The resolution of the AIMPLB is part of an affidavit filed by the Board in the Supreme Court on Monday.
The AIMPLB’s latest affidavit follows back-to-back hearings held before a five-judge Constitution Bench led by Chief Justice of India J.S. Khehar on whether instant talaq violated the dignity of Muslim women. The court had last week reserved the judgment. In court, AIMPLB, through senior advocate Kapil Sibal, had submitted that courts and parliament have no jurisdiction over Muslim personal law practices and the community would reform by itself without outside intervention.
The resolution was arrived at during a working committee meeting of the AIMPLB in Lucknow in mid-April 2017. This means that the meeting was held almost a month before the Constitution Bench started hearing the triple talaq issue on May 11, 2017. It may be an effort by the Board to show the court that efforts to reform personal law was already underway.
This resolution is also part of a series of codes and guidelines the AIMPLB elders have decided for the community to follow as regards marriage and divorce. The resolution, in no uncertain terms, conclude that instant talaq of wives without no reason and in one go is not “the correct method of divorce” and causes social instability.
Those Muslims who still go ahead to defy the resolution and resort to instant talaq would be ostracised from the community.
“The working committee has decided that those who resort to triple divorce in one go leading to the creation of problems thereafter should be boycotted by Muslims,” the AIMPLB, represented by advocate Ejaz Maqbool, said in the resolution.
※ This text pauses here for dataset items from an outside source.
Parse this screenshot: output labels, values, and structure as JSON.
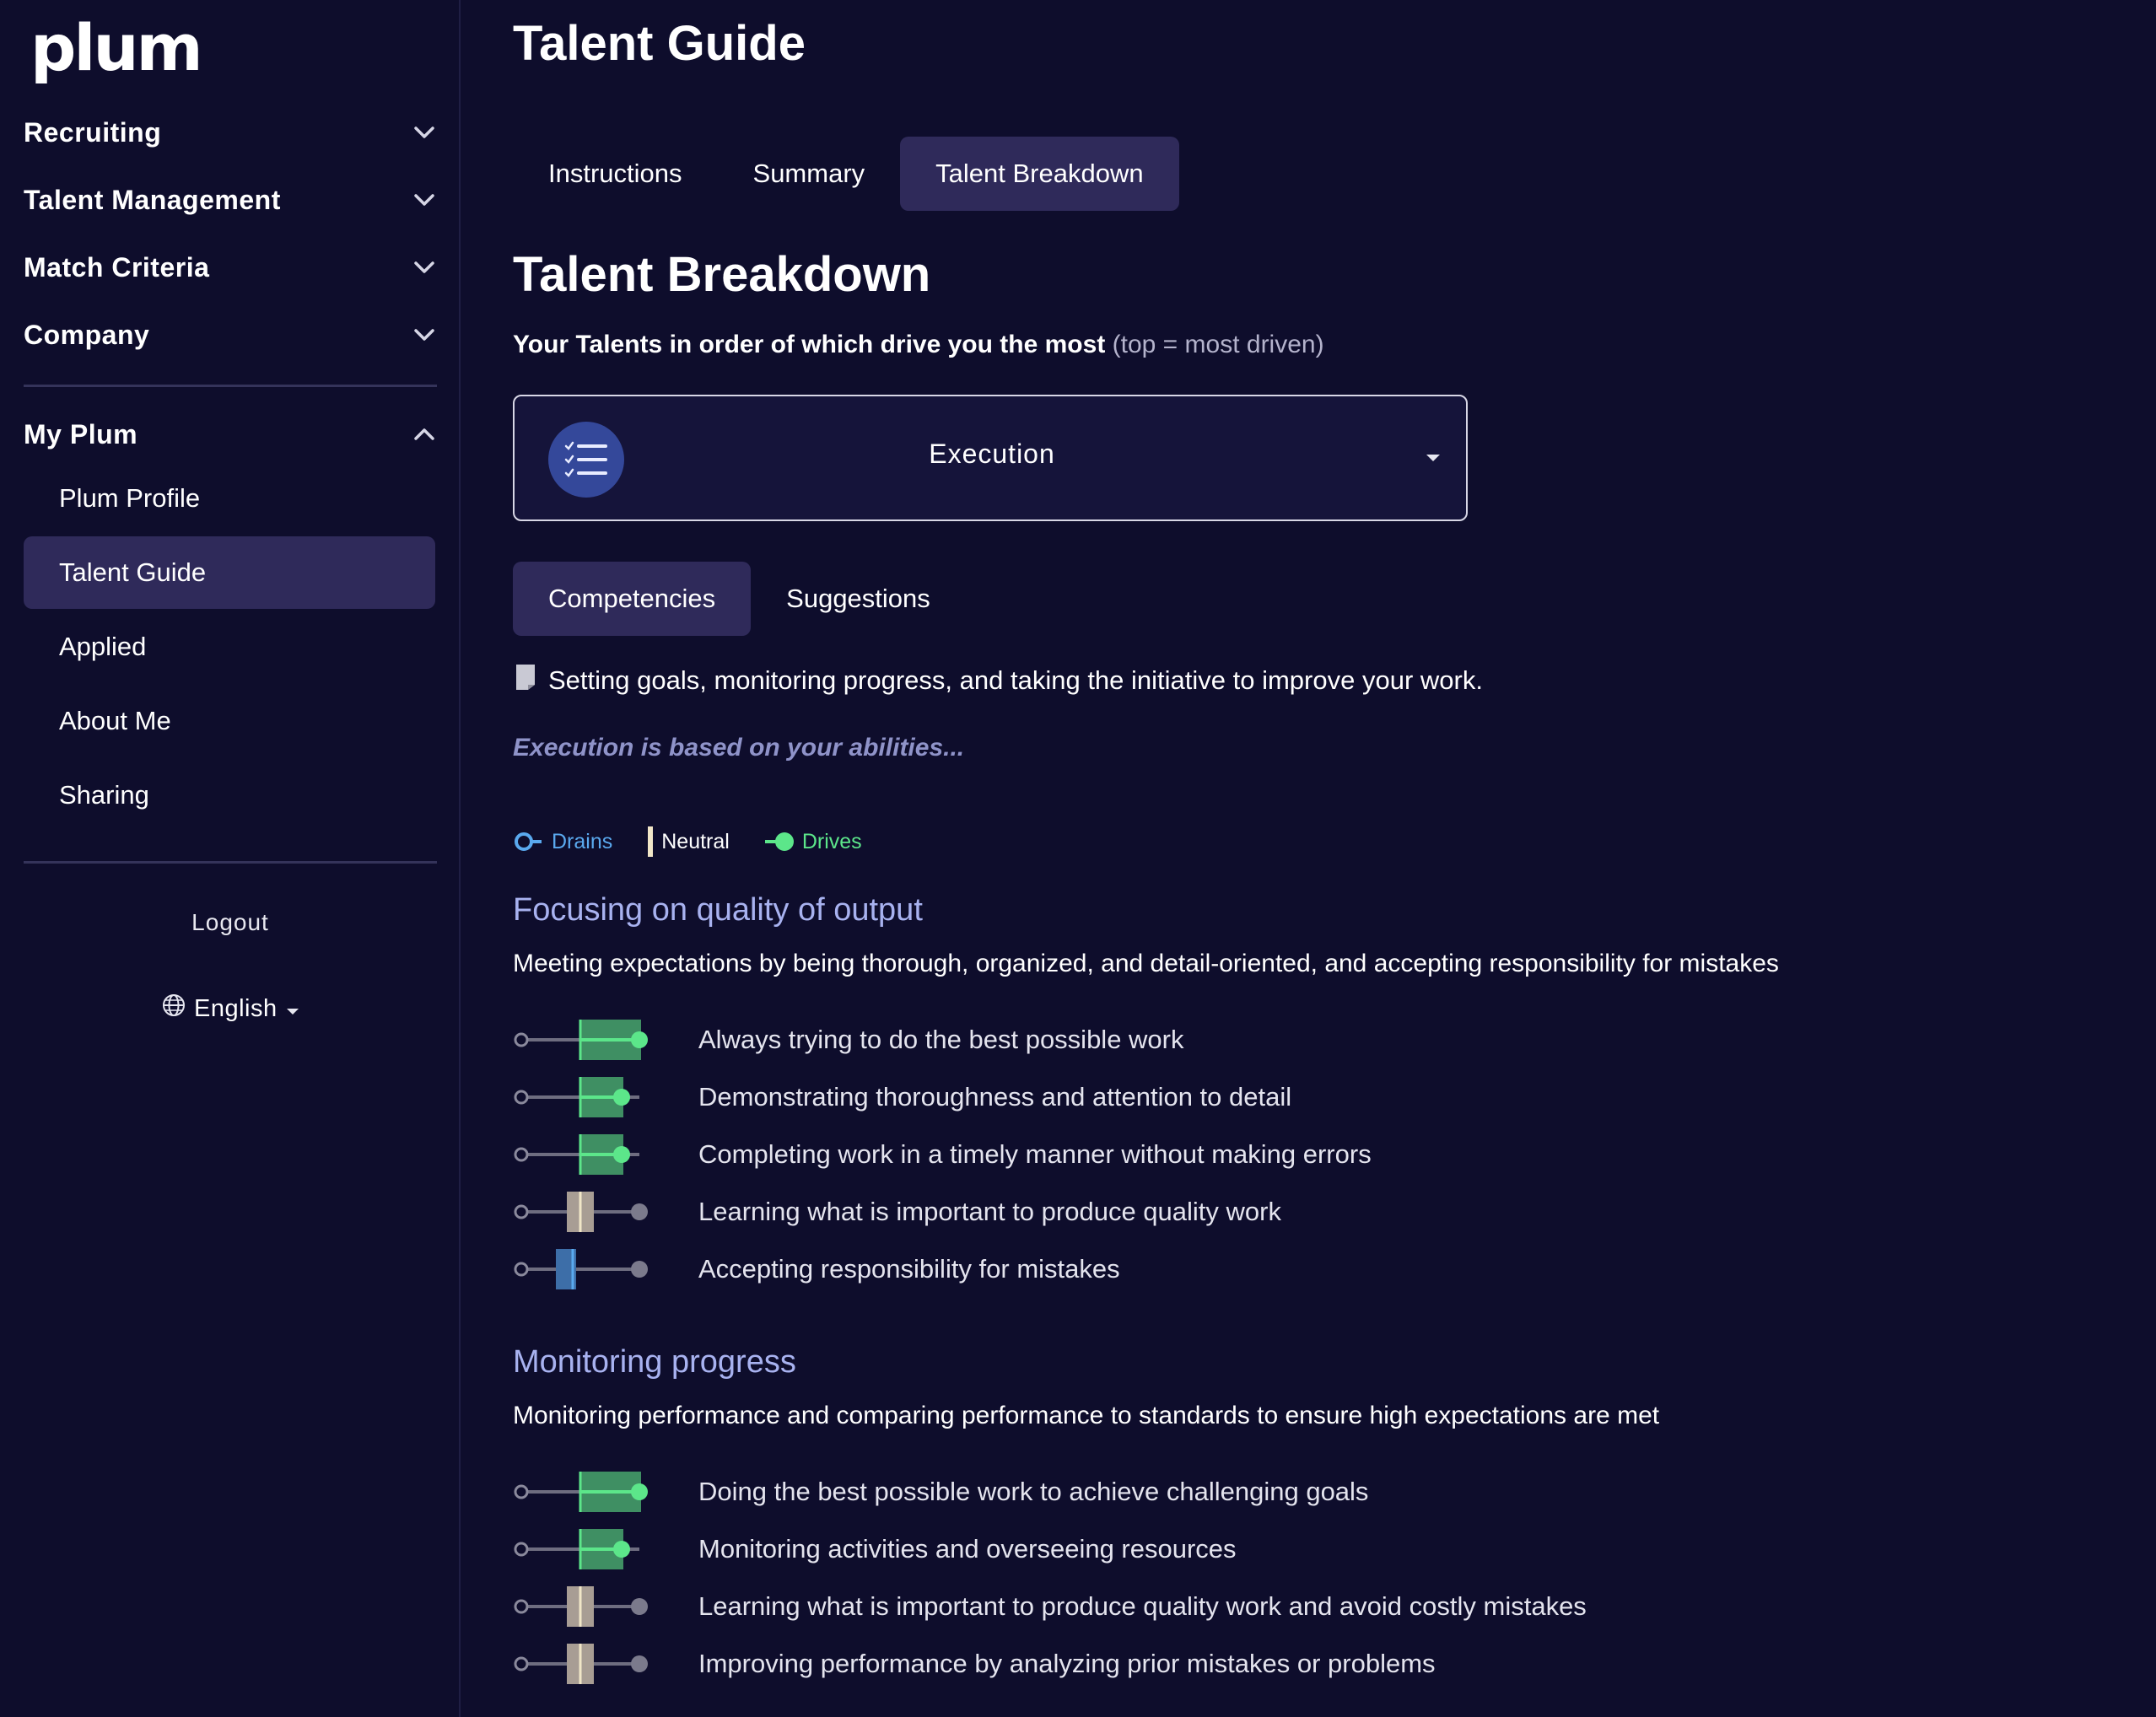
{
  "sidebar": {
    "logo": "plum",
    "sections": [
      {
        "label": "Recruiting"
      },
      {
        "label": "Talent Management"
      },
      {
        "label": "Match Criteria"
      },
      {
        "label": "Company"
      }
    ],
    "my_plum": {
      "label": "My Plum",
      "items": [
        {
          "label": "Plum Profile"
        },
        {
          "label": "Talent Guide"
        },
        {
          "label": "Applied"
        },
        {
          "label": "About Me"
        },
        {
          "label": "Sharing"
        }
      ]
    },
    "logout": "Logout",
    "language": "English"
  },
  "main": {
    "title": "Talent Guide",
    "tabs": [
      {
        "label": "Instructions"
      },
      {
        "label": "Summary"
      },
      {
        "label": "Talent Breakdown"
      }
    ],
    "section_title": "Talent Breakdown",
    "subtitle_strong": "Your Talents in order of which drive you the most",
    "subtitle_muted": "(top = most driven)",
    "talent_select": {
      "value": "Execution",
      "icon": "checklist-icon"
    },
    "subtabs": [
      {
        "label": "Competencies"
      },
      {
        "label": "Suggestions"
      }
    ],
    "description": "Setting goals, monitoring progress, and taking the initiative to improve your work.",
    "based_on": "Execution is based on your abilities...",
    "legend": {
      "drains": "Drains",
      "neutral": "Neutral",
      "drives": "Drives"
    },
    "colors": {
      "drains": "#5aa9ef",
      "neutral": "#f1e6c8",
      "drives": "#5ce68a",
      "drives_bar": "#3f8f63",
      "drains_bar": "#3d6ea8",
      "neutral_bar": "#a89d94"
    },
    "groups": [
      {
        "title": "Focusing on quality of output",
        "description": "Meeting expectations by being thorough, organized, and detail-oriented, and accepting responsibility for mistakes",
        "items": [
          {
            "label": "Always trying to do the best possible work",
            "level": "drives",
            "value": 1.0
          },
          {
            "label": "Demonstrating thoroughness and attention to detail",
            "level": "drives",
            "value": 0.85
          },
          {
            "label": "Completing work in a timely manner without making errors",
            "level": "drives",
            "value": 0.85
          },
          {
            "label": "Learning what is important to produce quality work",
            "level": "neutral",
            "value": 0.5
          },
          {
            "label": "Accepting responsibility for mistakes",
            "level": "drains",
            "value": 0.35
          }
        ]
      },
      {
        "title": "Monitoring progress",
        "description": "Monitoring performance and comparing performance to standards to ensure high expectations are met",
        "items": [
          {
            "label": "Doing the best possible work to achieve challenging goals",
            "level": "drives",
            "value": 1.0
          },
          {
            "label": "Monitoring activities and overseeing resources",
            "level": "drives",
            "value": 0.85
          },
          {
            "label": "Learning what is important to produce quality work and avoid costly mistakes",
            "level": "neutral",
            "value": 0.5
          },
          {
            "label": "Improving performance by analyzing prior mistakes or problems",
            "level": "neutral",
            "value": 0.5
          }
        ]
      }
    ]
  }
}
The AIMPLB said it would start a “grand public movement for desisting people from pronouncing divorce without any reason and that in case of necessity only one divorce should be resorted to and in any case three divorces in one go should not be resorted to”.
The AIMPLB said it will issue a public advisory using its website, publications and social media platforms to religious functionaries performing the marriage to advise the bridegroom from pronouncing instant talaq if ever a dispute arises in their marital relationship. Further, the Qazi would also advise both the groom and the bride to include a condition in the nikah nama that they would not resort to instant talaq.
It said every effort will be made to convey this message to all the segments of Muslims, especially to the poor population and the help of Imams and orators of the mosques should be called for.
The working committee’s new code of conduct lays emphasis on a layered settlement of disputes between husband and wife through mutual interaction. If the issue is not resolved mutually, then the elder members of both families would intervene. If this too does not work, divorce is resorted to as a final option.